Claudia Rosett is a former staff writer for the Wall Street Journal. She was the editorial page editor of The Asian Wall Street Journal and covered the Tiananmen Square protest in 1989. Ms. Rosett spoke Sept. 17 on campus. Her speech, titled “Why Hong Kong’s Freedom Matters,” explained the current protests in Hong Kong which she reported on first hand this summer.

Why did you go to Yale?

Both my parents grew up in the slums of Baltimore and they both ended up there. My father went there for graduate school and so did my mom. I guess I grew up thinking, since they went there, that was where I wanted to go. 

I was told in high school that Yale didn’t take women –or girls, as I thought I was at the time — and as I was graduating from high school they started taking women. 

What’s the most interesting story you covered?

That was Tienanmen. It was the most haunting and compelling. It was so big. What happened there was huge. It was the first time a communist state had really lost control of its own capital. And it wasn’t a small state, it was China, the world’s most populous country. It was heartbreaking. It was people asking for something that everybody deserves. They wanted freedom, they wanted a voice in their own government and an end to the official lies. And they were shut down and shut up. 

What were your first steps into writing professionally?

Some people sail through in this great golden glow. That wasn’t me. You just keep writing and you keep asking people for work. I wrote some things for student newspapers, I got an internship at the Wall Street Journal, and when that didn’t lead to a full-time job on staff, I just began writing wherever I could.
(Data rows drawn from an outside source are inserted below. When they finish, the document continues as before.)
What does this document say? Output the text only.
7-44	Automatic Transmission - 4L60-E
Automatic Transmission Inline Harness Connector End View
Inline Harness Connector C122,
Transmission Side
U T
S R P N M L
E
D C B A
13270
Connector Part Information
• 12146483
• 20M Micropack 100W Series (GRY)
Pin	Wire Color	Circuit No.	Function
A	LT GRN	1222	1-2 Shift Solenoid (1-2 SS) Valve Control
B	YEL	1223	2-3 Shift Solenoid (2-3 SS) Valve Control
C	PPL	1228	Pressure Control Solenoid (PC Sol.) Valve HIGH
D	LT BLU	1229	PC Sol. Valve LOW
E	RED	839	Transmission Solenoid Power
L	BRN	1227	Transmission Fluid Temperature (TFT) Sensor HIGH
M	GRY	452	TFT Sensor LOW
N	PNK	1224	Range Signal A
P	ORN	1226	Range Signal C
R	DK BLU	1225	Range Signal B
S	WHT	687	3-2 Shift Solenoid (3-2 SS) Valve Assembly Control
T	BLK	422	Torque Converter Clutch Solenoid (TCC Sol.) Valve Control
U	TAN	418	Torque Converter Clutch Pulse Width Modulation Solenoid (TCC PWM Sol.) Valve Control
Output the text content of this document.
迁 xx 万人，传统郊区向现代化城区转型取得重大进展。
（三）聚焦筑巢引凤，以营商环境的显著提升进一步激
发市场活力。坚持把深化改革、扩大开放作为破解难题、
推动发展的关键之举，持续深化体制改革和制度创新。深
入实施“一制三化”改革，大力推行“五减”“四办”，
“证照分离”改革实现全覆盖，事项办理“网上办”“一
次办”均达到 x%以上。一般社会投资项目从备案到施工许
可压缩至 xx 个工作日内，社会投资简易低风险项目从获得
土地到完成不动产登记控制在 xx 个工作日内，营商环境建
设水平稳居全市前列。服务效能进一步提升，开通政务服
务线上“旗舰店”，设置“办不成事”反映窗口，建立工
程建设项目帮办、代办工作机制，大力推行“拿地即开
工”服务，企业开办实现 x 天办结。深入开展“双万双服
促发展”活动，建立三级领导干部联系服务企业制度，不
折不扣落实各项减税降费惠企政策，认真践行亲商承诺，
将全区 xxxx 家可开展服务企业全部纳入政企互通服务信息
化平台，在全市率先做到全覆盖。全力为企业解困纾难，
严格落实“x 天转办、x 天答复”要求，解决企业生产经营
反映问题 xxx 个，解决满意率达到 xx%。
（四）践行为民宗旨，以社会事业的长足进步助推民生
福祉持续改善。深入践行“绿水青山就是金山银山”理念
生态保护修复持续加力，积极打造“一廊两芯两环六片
I went in to Business Week and asked if they needed a stringer. It was just going in, asking if they needed something or if I could write something for them. And just keep writing, and you will get there. 

Then I had the luck with the WSJ to review Dr. Seuss’s Nuclear Deterrence Book, in Dr. Seuss rhyme, and they hired me.  
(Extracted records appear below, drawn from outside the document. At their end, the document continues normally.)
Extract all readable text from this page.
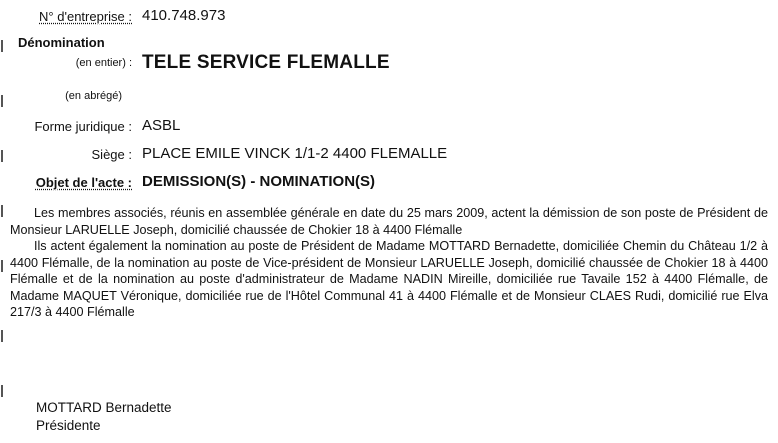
N° d'entreprise : 410.748.973
Dénomination
(en entier) : TELE SERVICE FLEMALLE
(en abrégé)
Forme juridique : ASBL
Siège : PLACE EMILE VINCK 1/1-2 4400 FLEMALLE
Objet de l'acte : DEMISSION(S) - NOMINATION(S)

Les membres associés, réunis en assemblée générale en date du 25 mars 2009, actent la démission de son poste de Président de Monsieur LARUELLE Joseph, domicilié chaussée de Chokier 18 à 4400 Flémalle

Ils actent également la nomination au poste de Président de Madame MOTTARD Bernadette, domiciliée Chemin du Château 1/2 à 4400 Flémalle, de la nomination au poste de Vice-président de Monsieur LARUELLE Joseph, domicilié chaussée de Chokier 18 à 4400 Flémalle et de la nomination au poste d'administrateur de Madame NADIN Mireille, domiciliée rue Tavaile 152 à 4400 Flémalle, de Madame MAQUET Véronique, domiciliée rue de l'Hôtel Communal 41 à 4400 Flémalle et de Monsieur CLAES Rudi, domicilié rue Elva 217/3 à 4400 Flémalle

MOTTARD Bernadette
Présidente
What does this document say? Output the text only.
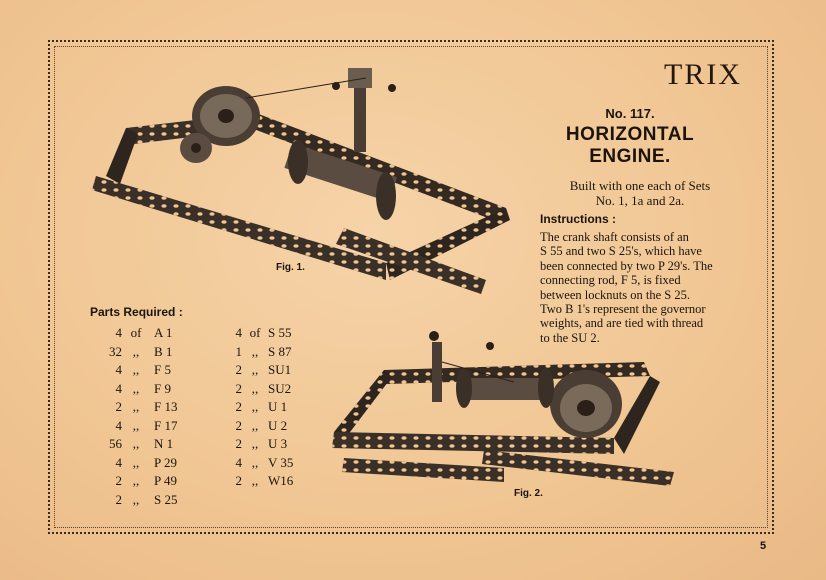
Fig. 1.
Fig. 2.
TRIX
No. 117.
HORIZONTAL
ENGINE.
Built with one each of Sets
No. 1, 1a and 2a.
Instructions :
The crank shaft consists of an
S 55 and two S 25's, which have
been connected by two P 29's. The
connecting rod, F 5, is fixed
between locknuts on the S 25.
Two B 1's represent the governor
weights, and are tied with thread
to the SU 2.
Parts Required :
4	of	A 1	4	of	S 55
32	,,	B 1	1	,,	S 87
4	,,	F 5	2	,,	SU1
4	,,	F 9	2	,,	SU2
2	,,	F 13	2	,,	U 1
4	,,	F 17	2	,,	U 2
56	,,	N 1	2	,,	U 3
4	,,	P 29	4	,,	V 35
2	,,	P 49	2	,,	W16
2	,,	S 25			
5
What are some key pieces of history or information that newer generations don’t know? 

World War II. We ended up with WWII because everybody just thought we could sit down and cut deals with ambitious predator totalitarians. We should not think that the world is now immune to that. One of the lessons of great poetry and history is that it comes around and around again. 
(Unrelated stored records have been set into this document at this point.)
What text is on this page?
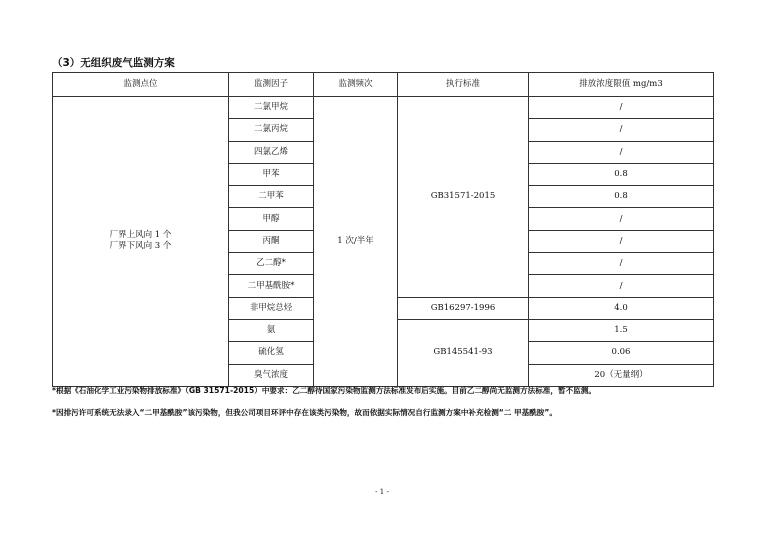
（3）无组织废气监测方案
监测点位	监测因子	监测频次	执行标准	排放浓度限值 mg/m3

厂界上风向 1 个
厂界下风向 3 个	二氯甲烷	1 次/半年	GB31571-2015	/
	二氯丙烷			/
	四氯乙烯			/
	甲苯			0.8
	二甲苯			0.8
	甲醇			/
	丙酮			/
	乙二醇*			/
	二甲基酰胺*			/
	非甲烷总烃		GB16297-1996	4.0
	氨		GB145541-93	1.5
	硫化氢			0.06
	臭气浓度			20（无量纲）
*根据《石油化学工业污染物排放标准》（GB 31571-2015）中要求：乙二醇待国家污染物监测方法标准发布后实施。目前乙二醇尚无监测方法标准，暂不监测。
*因排污许可系统无法录入“二甲基酰胺”该污染物，但我公司项目环评中存在该类污染物，故而依据实际情况自行监测方案中补充检测“二 甲基酰胺”。
- 1 -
What went so wrong that this incredible conflict broke out and we let it happen? We need to be careful that we don’t end up there again, that we don’t end up with rising powers like China, or Russia, which is a mess internally but has serious weapons. 

With China, we should take to heart the lesson of Tiananmen. I wrote a piece in the Journal recently saying the circumstances are different, the people are different, the location is slightly different, but what’s happening in Hong Kong is the same showdown. It is this ruthless, Chinese Communist Party power that does not permit any competition or rivalry. We know what they did in Beijing years ago they are going to try to crush this in Hong Kong. I don’t know if they’ll do this with guns or if they’ll do it behind the scenes.

Do you think China’s regime could ever fall?

Sure. It’s a question of when. It won’t last forever. It’s a terrible system of government and it turns people into slaves. The reason they have all those security measures and the reason you can speak up in Hong Kong and march in the streets – and it’s not over yet – it’s a cliffhanger. You don’t know how this story turns out. Not yet. But the reason they have huge security every year on June 4 is so nobody can start a protest in Tienanmen Square in China. The government is afraid of what people will do. They know people aren’t happy. People like being able to say what they want. 

So could it happen someday, yeah. Is it going to happen the way it happened in Germany and Japan at the end of a terrible war? Or is there some process with the Soviet Union it collapsed? Or can it somehow evolve? The problem is relatively more benign dictatorships evolve away from communism but the controls are still enormous. With that kind of system, the history isn’t wonderful for peaceful evolution.

What’s your advice for college students? 

Read real books, write with real pens. Before you do anything else, get to know the smell of paper and the feel of ink. Read widely. Read the eclectic, crazy stuff. Read books for fun. Read books to get you places you wouldn’t go. Read novels, thrillers, mystery. Read poetry, whether you like it or not. Look for the things you would really find interesting in these. 

Keep your powder dry. 

And don’t be afraid to ask stupid questions.